If this is sardonic, then it may be complex commentary on the foundational myths of Brazilian mestizagem (race-making, and often coerced in the master-slave relationship) as the roots of an alleged “racial democracy” that has never existed in reality. Or, perhaps its just completely silly drivel from two blond-haired blue-eyed surfista beach bums. In which case, its still hard to be mad at these guys. It’s just too damn honest and awkward, and the broken English (is this intentional? These guys spent two years living in the States…) only adds to the sense that somebody is mocking somebody else about…something.
Amigo Tom… At this time Tom Jobim had spent quite a few years in the US recording with the likes of Frank Sinatra and producer Creed Taylor (for his CPI label).

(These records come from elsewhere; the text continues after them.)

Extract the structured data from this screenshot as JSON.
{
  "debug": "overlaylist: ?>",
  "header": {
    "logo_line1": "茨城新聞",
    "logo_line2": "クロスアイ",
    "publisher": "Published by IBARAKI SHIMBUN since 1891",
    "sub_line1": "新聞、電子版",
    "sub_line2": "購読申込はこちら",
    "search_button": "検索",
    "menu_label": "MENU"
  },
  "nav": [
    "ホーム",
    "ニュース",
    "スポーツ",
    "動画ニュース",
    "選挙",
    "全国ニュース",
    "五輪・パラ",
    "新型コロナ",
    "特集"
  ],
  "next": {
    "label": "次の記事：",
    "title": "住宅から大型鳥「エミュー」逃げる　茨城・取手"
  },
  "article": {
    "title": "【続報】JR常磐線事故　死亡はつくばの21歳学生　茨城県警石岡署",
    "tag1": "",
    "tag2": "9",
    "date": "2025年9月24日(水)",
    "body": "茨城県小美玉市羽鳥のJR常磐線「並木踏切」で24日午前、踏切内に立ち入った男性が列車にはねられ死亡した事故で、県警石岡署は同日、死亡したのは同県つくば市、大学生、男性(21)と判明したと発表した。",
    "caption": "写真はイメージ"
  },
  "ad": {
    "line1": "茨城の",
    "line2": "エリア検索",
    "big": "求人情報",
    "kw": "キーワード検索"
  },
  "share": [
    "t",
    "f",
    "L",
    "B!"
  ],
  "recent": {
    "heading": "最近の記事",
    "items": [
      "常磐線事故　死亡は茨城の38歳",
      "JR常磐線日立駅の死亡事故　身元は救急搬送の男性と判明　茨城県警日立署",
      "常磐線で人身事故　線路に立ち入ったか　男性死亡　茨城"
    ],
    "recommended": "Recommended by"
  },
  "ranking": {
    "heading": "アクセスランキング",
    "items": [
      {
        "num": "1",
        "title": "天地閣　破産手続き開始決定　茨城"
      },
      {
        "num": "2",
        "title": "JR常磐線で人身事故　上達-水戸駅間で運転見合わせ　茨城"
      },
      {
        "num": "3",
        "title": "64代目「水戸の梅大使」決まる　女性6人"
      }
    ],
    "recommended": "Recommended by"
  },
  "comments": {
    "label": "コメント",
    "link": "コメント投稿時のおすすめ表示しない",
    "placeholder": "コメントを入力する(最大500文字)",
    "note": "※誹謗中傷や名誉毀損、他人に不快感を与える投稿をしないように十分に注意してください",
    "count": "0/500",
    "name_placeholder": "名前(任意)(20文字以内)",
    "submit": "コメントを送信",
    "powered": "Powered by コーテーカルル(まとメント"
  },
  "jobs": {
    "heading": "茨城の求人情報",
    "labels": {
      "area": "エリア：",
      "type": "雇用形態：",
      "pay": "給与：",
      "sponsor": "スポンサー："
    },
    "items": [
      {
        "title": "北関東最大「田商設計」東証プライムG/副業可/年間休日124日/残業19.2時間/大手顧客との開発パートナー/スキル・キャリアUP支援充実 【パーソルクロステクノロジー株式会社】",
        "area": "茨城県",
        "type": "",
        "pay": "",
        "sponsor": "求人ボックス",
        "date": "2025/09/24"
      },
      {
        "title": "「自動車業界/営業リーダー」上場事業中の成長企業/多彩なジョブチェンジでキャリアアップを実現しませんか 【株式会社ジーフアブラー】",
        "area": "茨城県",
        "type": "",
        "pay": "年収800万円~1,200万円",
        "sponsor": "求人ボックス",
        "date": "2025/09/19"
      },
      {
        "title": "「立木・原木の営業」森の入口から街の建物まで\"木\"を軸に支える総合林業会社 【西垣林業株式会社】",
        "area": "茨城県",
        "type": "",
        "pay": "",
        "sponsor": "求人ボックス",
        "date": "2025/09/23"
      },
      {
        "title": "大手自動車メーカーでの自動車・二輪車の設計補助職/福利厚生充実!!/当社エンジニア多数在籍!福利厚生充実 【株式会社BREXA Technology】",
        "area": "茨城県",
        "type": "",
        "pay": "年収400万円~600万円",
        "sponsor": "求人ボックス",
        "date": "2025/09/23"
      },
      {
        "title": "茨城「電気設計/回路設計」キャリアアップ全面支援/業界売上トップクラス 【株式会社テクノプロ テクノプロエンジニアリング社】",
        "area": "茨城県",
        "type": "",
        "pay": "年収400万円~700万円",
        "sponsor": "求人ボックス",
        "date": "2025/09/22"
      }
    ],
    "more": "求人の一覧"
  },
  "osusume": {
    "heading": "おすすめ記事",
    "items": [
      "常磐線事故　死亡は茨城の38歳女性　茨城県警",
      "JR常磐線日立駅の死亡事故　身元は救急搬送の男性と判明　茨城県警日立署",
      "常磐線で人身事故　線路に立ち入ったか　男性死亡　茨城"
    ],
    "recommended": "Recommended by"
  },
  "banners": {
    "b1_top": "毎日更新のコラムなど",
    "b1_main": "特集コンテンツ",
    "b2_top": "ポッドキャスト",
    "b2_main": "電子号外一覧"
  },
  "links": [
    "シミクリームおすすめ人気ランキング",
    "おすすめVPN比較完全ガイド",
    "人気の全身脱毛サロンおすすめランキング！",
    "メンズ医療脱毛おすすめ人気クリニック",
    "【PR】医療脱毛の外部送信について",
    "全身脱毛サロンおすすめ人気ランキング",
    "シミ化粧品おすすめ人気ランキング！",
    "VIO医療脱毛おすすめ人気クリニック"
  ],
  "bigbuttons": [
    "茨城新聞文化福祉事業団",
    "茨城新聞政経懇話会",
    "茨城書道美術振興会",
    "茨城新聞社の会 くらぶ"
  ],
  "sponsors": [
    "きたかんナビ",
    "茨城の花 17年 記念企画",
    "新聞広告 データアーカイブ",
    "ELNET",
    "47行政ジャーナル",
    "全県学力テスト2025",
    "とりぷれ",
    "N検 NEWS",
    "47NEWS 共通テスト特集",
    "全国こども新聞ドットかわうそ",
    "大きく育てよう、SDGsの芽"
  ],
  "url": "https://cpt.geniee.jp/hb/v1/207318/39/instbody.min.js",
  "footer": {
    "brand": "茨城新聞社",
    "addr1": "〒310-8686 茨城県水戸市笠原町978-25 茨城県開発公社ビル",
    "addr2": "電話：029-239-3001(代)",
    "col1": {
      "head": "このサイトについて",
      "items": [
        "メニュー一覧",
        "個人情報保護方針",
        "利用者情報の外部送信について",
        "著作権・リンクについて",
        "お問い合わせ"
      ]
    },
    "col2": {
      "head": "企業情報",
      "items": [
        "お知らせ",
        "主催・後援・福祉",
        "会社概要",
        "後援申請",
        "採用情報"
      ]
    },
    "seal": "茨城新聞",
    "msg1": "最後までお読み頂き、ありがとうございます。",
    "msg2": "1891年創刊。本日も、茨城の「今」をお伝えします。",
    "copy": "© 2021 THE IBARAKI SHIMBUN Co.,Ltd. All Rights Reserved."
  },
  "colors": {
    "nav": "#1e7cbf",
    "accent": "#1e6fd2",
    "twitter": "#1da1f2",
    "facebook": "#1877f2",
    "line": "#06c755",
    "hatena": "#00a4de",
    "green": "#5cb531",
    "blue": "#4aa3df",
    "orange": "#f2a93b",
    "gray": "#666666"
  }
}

This song is a simple `welcome home’, things weren’t the same without you, please don’t leave again, yes things have changed here but it will all be okay in the end.. The melody line and chordal structure is a worthy homage to the master of bossa nova.
“Paz e futebol” takes up the trope of Brazilian culture a culmination of tropical laziness and a Lusitanian aversion towards work, a critique strongly linked to Anglo-Saxon prejudices against Brazil but just as equally bought into by Brazil’s upper class who looks to Europe (or the US) as their model for “civilzation”. This is a gentle rebuttle without an exclamation point to punctuate its rancor. “Que bandeira” is probably just a song of thwarted, spurned love and the misunderstandings in changing relationships. Or maybe it’s a coded critique of the military dictatorship that the censor`s missed because they thought Marcos and Paulo were harmless pothead surfers at this point.. “Wanda Vidal” is lyrically like the opening of some unwritten mystery novel, but was actually on the soundtrack to a telenovela (Os Ossos do Barão) and musically driven by heavily strummed acoustic guitar, bossa-rock drums, chunks of organ chords and piano, congas.. Apparently this song has some cult status in Europe and the US as Madlib apparently did a remix of it. The following tune “Minha voz vira do sol de América” is, in spite of its possibly megalomaniac title, an understated instrumental based around Marcos or Dom Salvador’s piano and Veraldo Gaspar’s lush arrangement, with a stray female vocal drifting in and out (uncredited, but maybe his wife Ana again?). “Vinte e seis anos de vida normal” – this song couldn’t possibly have a cooler introduction of vocal harmonies, strings, followed by strong propulsive drums, erogenous arrangements, and more of Paulo’s lyrical talent in narrating another disaffected, alienated young person who feels they’ve spent their life reading newspapers and watching TV, wishing he’d done things he hadn’t, regretting things he had, until he comes across an announcement in the paper that mentions that he has died, um, reading the newspaper, followed by a stanza of millenarian hyperbole too good to spoil.
“Cafona” (translated roughly as in bad taste, tacky, ‘brega’ or whatever) is either utter nonsense or deep and profound. I’m not sure. But its definitely got one of the deepest grooves around on this disc and Marcos vocals couldn’t be more, well, Marcos. And it was the lead track for a another telenovela sountrack, a show with the same name of “Cafona.” It’s a perfect album closer, and again a perfect marriage of voice-lyric-instrumentation-arrangement.
The instrumental bonus tracks all make for great listening. And sense we mentioned Madlib in this post — is he actually hoping for more remixes and samples? One thing that hasn’t been mentioned in these posts is that, in a big way, Marcos Valle is more valorized outside Brazil than within it, where is almost forgotten except for his bigger hits. In a lot ways he was either ahead of his time, or just ‘out of time’, existing in some weird alternate musical universe. I am aware that these write-ups have perhaps begun leaning towards the breathless prose of idyllic idol praise but, damnit, this album really IS probably a masterpiece. It is nothing if not masterful, and it makes it all sound so easy – as if blending sun-dappled soul music with post-bossa pop, mild psychedelia (as in, about five or six hours into a psychedelic experience..), and rock attitude is just something they guys could do with a shrug or the casual nonchalance displayed in the back cover photos.